On Wednesday Gahler identified the suspect as David Brian Evans.

Witnesses pointed responding deputies and officers in the direction Evans ran. Logsdon was among those responding deputies and was in a parking lot when Evans was found in a car.

Shots were fired in Logsdon's direction and he was hit.

"It does appear that Mark was able to return fire, at least three rounds we believe," Gahler said.

Other deputies then opened fire on Evans, killing him.

A semiautomatic handgun was recovered from inside the car with the suspect, Gahler said. The gun had been legally purchased by Evans in 1993, according to Gahler.

Gahler had said Wednesday that police believed the deputies were targeted, a statement that he clarified during a Thursday news conference.

"It's our belief that because he knew there was a warrant out for his arrest and what the ultimate outcome of that encounter was going to be -- would have been his arrest -- that that is why he took the action against the police officer," Gahler said. "We don't believe he laid in wait to ambush, but certainly that the officer was targeted from the standpoint that he didn't want to be apprehended."

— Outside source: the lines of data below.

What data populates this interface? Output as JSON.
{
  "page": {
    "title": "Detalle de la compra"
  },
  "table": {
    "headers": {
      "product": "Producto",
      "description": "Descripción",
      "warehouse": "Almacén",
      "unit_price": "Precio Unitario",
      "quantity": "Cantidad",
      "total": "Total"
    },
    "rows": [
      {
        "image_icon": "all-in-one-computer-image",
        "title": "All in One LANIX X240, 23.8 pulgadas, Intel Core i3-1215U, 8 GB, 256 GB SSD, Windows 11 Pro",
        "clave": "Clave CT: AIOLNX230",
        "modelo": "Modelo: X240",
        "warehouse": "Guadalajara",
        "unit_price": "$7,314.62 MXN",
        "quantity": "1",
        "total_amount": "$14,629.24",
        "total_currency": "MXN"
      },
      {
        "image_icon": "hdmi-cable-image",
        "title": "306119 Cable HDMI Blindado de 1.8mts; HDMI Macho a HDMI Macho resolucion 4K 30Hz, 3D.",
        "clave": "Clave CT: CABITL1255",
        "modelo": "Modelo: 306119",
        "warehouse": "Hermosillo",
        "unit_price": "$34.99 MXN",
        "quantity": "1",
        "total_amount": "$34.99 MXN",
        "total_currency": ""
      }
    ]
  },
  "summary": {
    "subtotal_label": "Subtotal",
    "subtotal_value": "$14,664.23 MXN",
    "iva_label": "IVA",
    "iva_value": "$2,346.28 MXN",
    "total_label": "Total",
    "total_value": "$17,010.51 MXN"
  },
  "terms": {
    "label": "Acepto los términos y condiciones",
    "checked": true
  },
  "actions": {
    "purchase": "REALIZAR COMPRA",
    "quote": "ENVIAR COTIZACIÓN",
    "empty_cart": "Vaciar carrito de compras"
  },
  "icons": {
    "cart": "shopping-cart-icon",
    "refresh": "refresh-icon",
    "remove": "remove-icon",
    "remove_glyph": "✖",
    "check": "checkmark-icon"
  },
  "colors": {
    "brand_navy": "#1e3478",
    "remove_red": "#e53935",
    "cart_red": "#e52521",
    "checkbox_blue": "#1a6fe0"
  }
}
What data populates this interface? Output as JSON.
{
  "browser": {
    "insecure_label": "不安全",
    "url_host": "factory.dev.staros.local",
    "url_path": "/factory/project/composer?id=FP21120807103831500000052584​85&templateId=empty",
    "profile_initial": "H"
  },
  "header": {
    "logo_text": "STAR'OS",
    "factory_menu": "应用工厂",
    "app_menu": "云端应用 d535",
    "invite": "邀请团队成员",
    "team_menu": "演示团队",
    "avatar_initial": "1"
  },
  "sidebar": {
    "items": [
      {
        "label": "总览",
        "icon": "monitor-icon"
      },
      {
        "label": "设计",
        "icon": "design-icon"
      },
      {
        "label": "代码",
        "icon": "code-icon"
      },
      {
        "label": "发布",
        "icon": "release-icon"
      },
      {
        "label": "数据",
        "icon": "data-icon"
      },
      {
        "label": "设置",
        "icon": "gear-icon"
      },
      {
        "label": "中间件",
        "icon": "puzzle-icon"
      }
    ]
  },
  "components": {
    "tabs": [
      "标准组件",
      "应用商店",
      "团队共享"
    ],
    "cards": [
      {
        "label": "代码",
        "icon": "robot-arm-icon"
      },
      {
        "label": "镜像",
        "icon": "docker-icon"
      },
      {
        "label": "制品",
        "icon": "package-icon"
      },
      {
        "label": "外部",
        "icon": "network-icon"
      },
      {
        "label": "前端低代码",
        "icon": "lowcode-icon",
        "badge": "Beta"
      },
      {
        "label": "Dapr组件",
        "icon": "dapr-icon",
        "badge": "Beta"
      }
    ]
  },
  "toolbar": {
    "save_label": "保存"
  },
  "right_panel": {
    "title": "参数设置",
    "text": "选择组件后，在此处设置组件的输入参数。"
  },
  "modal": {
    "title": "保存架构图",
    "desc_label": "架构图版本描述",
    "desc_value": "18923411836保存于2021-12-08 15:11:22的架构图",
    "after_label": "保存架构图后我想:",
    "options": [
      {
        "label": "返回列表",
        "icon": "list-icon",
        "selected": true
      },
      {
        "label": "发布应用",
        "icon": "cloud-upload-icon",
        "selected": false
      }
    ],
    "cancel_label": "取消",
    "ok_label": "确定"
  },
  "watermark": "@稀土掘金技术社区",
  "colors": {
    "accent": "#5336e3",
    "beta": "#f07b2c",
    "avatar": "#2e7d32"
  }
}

See also: Law enforcement, community mourns fallen Harford Co. sheriff's deputies

Gahler said there had been a past incident in Maryland years ago involving Evans, but didn't have specific details about that Thursday.

At the time of the shootings, there was a warrant for Evans' arrest in Harford County for failing to pay attorney fees on a case from the 90s as well as a separate warrant for his arrest in Florida on charges of obstructing police and resisting arrest in connection from Oct. 2015.

"Apparently somewhere around that time, he left the state of Florida and relocated back up here and where he was living, where he was staying, all that is still under investigation," Gahler said.

Gahler added investigators suspect Evans may have been living in his car where he took refuge during the exchange of gunfire Wednesday, but they aren't sure.

Evans was a regular at that Panera location and staff there were familiar with him, Gahler said.